In general, the college officials who talked to iBerkshires.com on Thursday agreed that the level of compliance with the college's safety protocols has been high. Sandstrom noted that the good weather the last few weeks has allowed students to do most of their socializing outdoors. And, when in public, the majority appear to be following the rule about face coverings.
"Who knows what this will look like in a week or so, but I have to say that the number of people who are reporting how pleased they are to see how the campus is functioning far outweighs the feedback we're getting about concerns," she said.

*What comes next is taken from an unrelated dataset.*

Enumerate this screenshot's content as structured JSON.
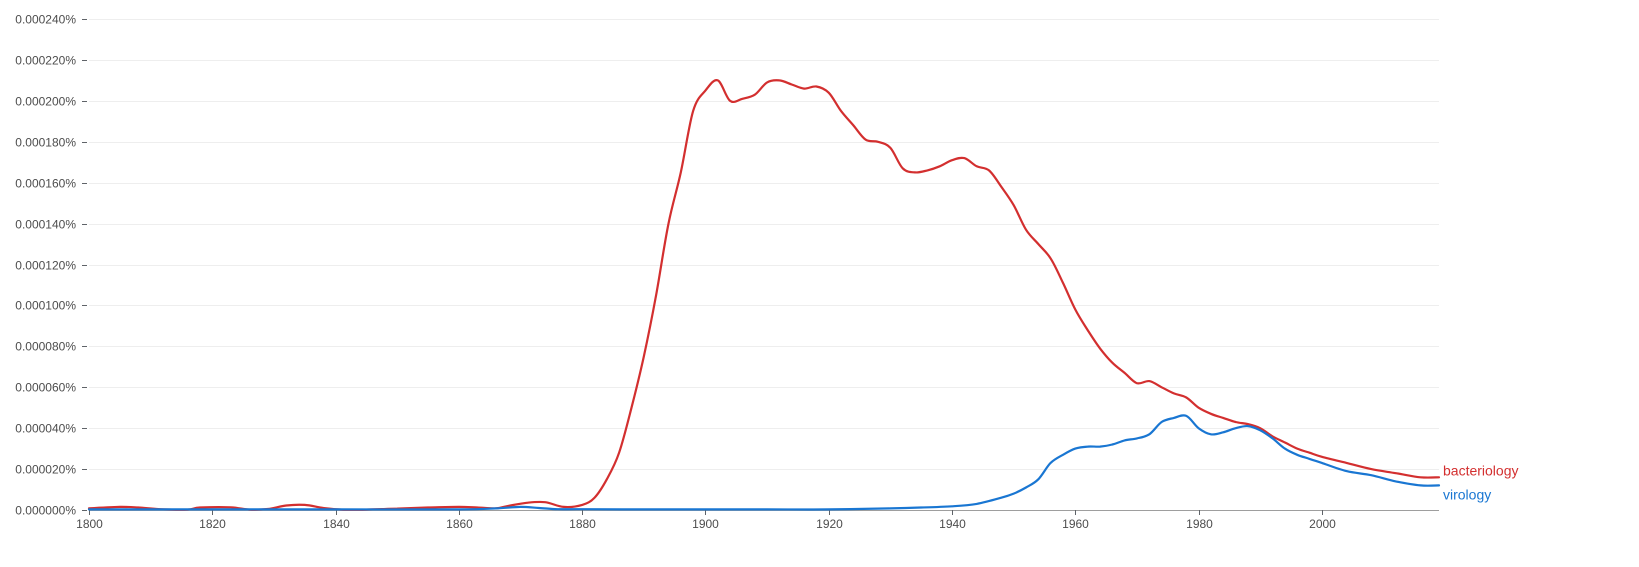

In addition to providing for the educational and housing needs of its students, Williams is taking a proactive stance about the social and emotional impact of the pandemic.
"All of our mental health care is offered through our Integrative Wellbeing Services," Sandstrom said. "They actually started the semester by offering what they're calling 'Quarantine Connections.' So, every day there were a variety of ways students could connect with the IWS staff — not therapeutic, but in one session, for example, they would make a collage out of found items in their room that represent themselves or they did some journaling or they did some mindful meditation."
For students who need more support, the IWS staff is available for remote psychotherapy, or students can take advantage of the online counseling service Talkspace.
On the instructional side, Williams' faculty has been supported since March, when the college first suspended in-person instruction, with additional training from the school's Office for Information Technology, the Dean of Faculty and the library. Since more than 50 percent of the school's classes this fall are being taught remotely and many of the remainder are a hybrid of in-person and remote learning, those tools continue to be important.
"The faculty spent the summer, which is often a time focused on their individual scholarship, focusing on how to do teaching in a way to address remote students," Sandstrom said.
Of course, Williams is not alone in higher education in that — or any — regard.
"This is a moment where no one feels they have proprietary rights over anything they're doing," Sheehy said. "There's been a real collegial atmosphere of, 'Here's how we're doing this. And here's how we're doing that.' There's been a lot of beg, borrowing and stealing. There's no road map for this. There's no template for how you react to these things.
"No one feels ownership or the need to say, ‘I'm going to keep that close to the vest.' And I think that's happening up and down the organization, from the curricular side to the operations side."